MSF joins activists pushing to break the stalemate ahead of critical WTO meeting this week
As governments prepare to discuss the ‘TRIPS Waiver’ at the World Trade Organization (WTO) this week, our MSF team, along with treatment activists and civil society organisations, are protesting today outside the embassies of Belgium, the Netherlands and the US in Tshwane, the executive capital of South Africa, calling on these governments to break the impasse and fast-track the negotiations on the TRIPS Waiver so it is adopted at the upcoming WTO Ministerial Conference at the end of November.
The groups are urging the US to play a more proactive role in steering the negotiations to reach a consensus and swift agreement, following the government’s statement of support for the TRIPS Waiver in early May.
“We have gathered outside the embassies of Belgium and the Netherlands to relay a clear message to EU countries to stop stonewalling on this critical waiver and stop putting multinational pharmaceutical corporations profiteering over human lives,” said Candice Sehoma, South Africa Advocacy Officer for MSF’s Access Campaign.
“Even though France, Greece, Italy and Spain have already come out to support the waiver, another handful of governments in the EU with strong pharmaceutical corporation ties is choosing to put shareholder interests over the lives of people across the globe. We are calling on supportive EU countries to show real leadership and convince their neighbours to do the right thing so that the EU as a whole finally gets in line and supports the TRIPS Waiver.”
“We have gathered outside the embassies of Belgium and the Netherlands to relay a clear message to EU countries to stop stonewalling on this critical waiver and stop putting multinational pharmaceutical corporations profiteering over human lives”Candice Sehoma, South Africa Advocacy Officer for MSF’s Access Campaign
The landmark TRIPS Waiver proposal was originally put forward by India and South Africa one year ago and is now officially backed by 64 sponsoring governments, with more than 100 countries supporting overall. It offers an expeditious option to overcome the legal barriers during the pandemic and could pave the way for diversified supply and production so that more affordable and sustainable access can be guaranteed.
However, despite dozens of statements by supporting governments emphasising the Waiver’s urgency and importance, the proposal has been effectively stalled by a small number of opposing governments, including the European Union (primarily Belgium, Denmark, Finland, Germany, Ireland, the Netherlands and Sweden), plus Norway, Switzerland and the UK.
“The US made a big, bold decision to support this groundbreaking TRIPS Waiver, but is now largely absent from the global effort to make it a reality,” said Avril Benoît, executive director of MSF-USA. "This is a historic opportunity, and the US must play a leadership role. While the US now has plenty of tools to tackle COVID-19, people in many low- and middle-income countries are still suffering and dying without vaccines, tests, or treatments. We don’t have time to waste. The US must deliver on its promise and ensure that the TRIPS Waiver is adopted.

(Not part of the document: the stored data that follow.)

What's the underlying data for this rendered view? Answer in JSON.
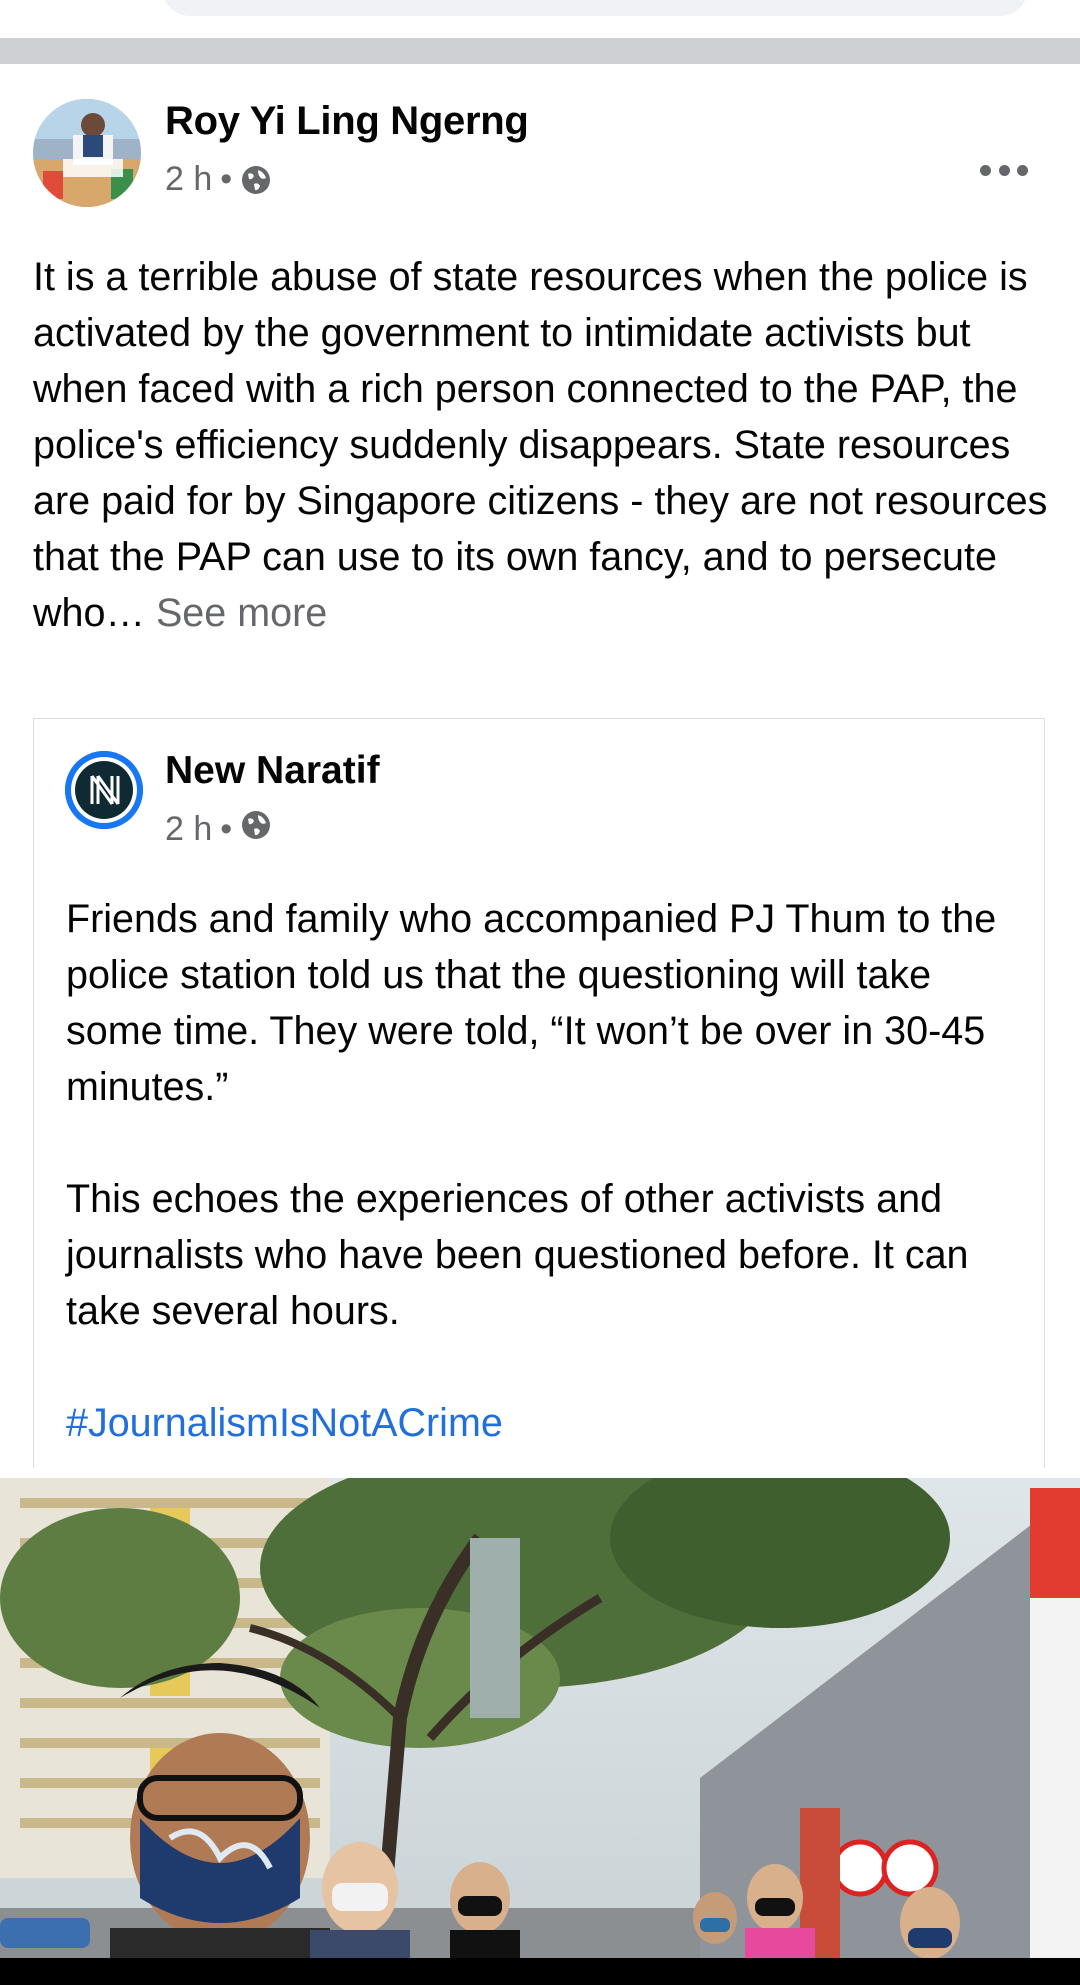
{
  "post": {
    "author": "Roy Yi Ling Ngerng",
    "time": "2 h",
    "separator": "•",
    "privacy_icon": "globe-icon",
    "more_icon": "more-horizontal-icon",
    "text": "It is a terrible abuse of state resources when the police is activated by the government to intimidate activists but when faced with a rich person connected to the PAP, the police's efficiency suddenly disappears. State resources are paid for by Singapore citizens - they are not resources that the PAP can use to its own fancy, and to persecute who…",
    "see_more": "See more"
  },
  "shared_post": {
    "author": "New Naratif",
    "time": "2 h",
    "separator": "•",
    "privacy_icon": "globe-icon",
    "paragraph_1": "Friends and family who accompanied PJ Thum to the police station told us that the questioning will take some time. They were told, “It won’t be over in 30-45 minutes.”",
    "paragraph_2": "This echoes the experiences of other activists and journalists who have been questioned before. It can take several hours.",
    "hashtag": "#JournalismIsNotACrime"
  },
  "colors": {
    "separator": "#ced0d4",
    "secondary_text": "#65676b",
    "link": "#216fdb",
    "brand_blue": "#1877f2"
  }
}
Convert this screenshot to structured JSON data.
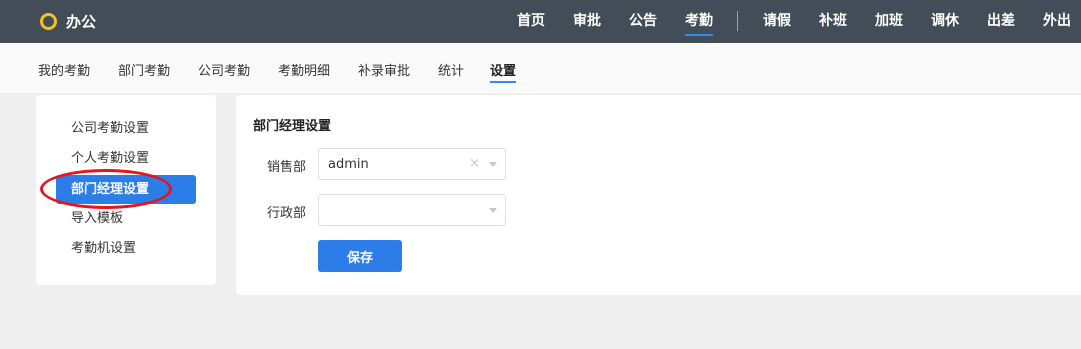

"We have been saying from the start of this pandemic that governments cannot rely on voluntary measures by pharmaceutical corporations, and the molnupiravir example is a case in point"Felipe Carvalho, MSF Access Campaign Coordinator in Brazil
The world continues to witness global inequity in access to COVID-19 medical tools with high-income countries stockpiling and hoarding treatments and vaccines instead of allowing the fair distribution needed to end this pandemic. The US recently reserved 1.7 million treatment of the promising COVID-19 treatment molnupiravir, which, if approved, could be critical for reducing hospitalizations and deaths.
The molnupiravir case illustrates why the TRIPS Waiver is so desperately needed: While the US government funded the development of the medicine by Emory University, pharmaceutical corporations Ridgeback and Merck obtained the licensing and rights for the medicine. Instead of offering licenses widely to all competent manufacturers in different countries, a voluntary license signed in April 2021 only includes Indian generic companies and hinders countries like Brazil from being able to produce and import the API (raw material) and generic versions.
“We cannot welcome a voluntary license from Merck that deliberately blocks many middle-income countries from producing and supplying this drug on their own. It is crystal clear that unless legal tools like the TRIPS Waiver are adopted, many countries will continue to be at the mercy of patent-holding corporations that have the say over who gets to produce, who gets to buy, and at what price, while health ministries are already reeling from the rising costs of tackling COVID-19.
We say to the remaining blocking governments: the eyes of the world are really just on you now – so you should think about what side of history you want to be on when the books on this pandemic are written.”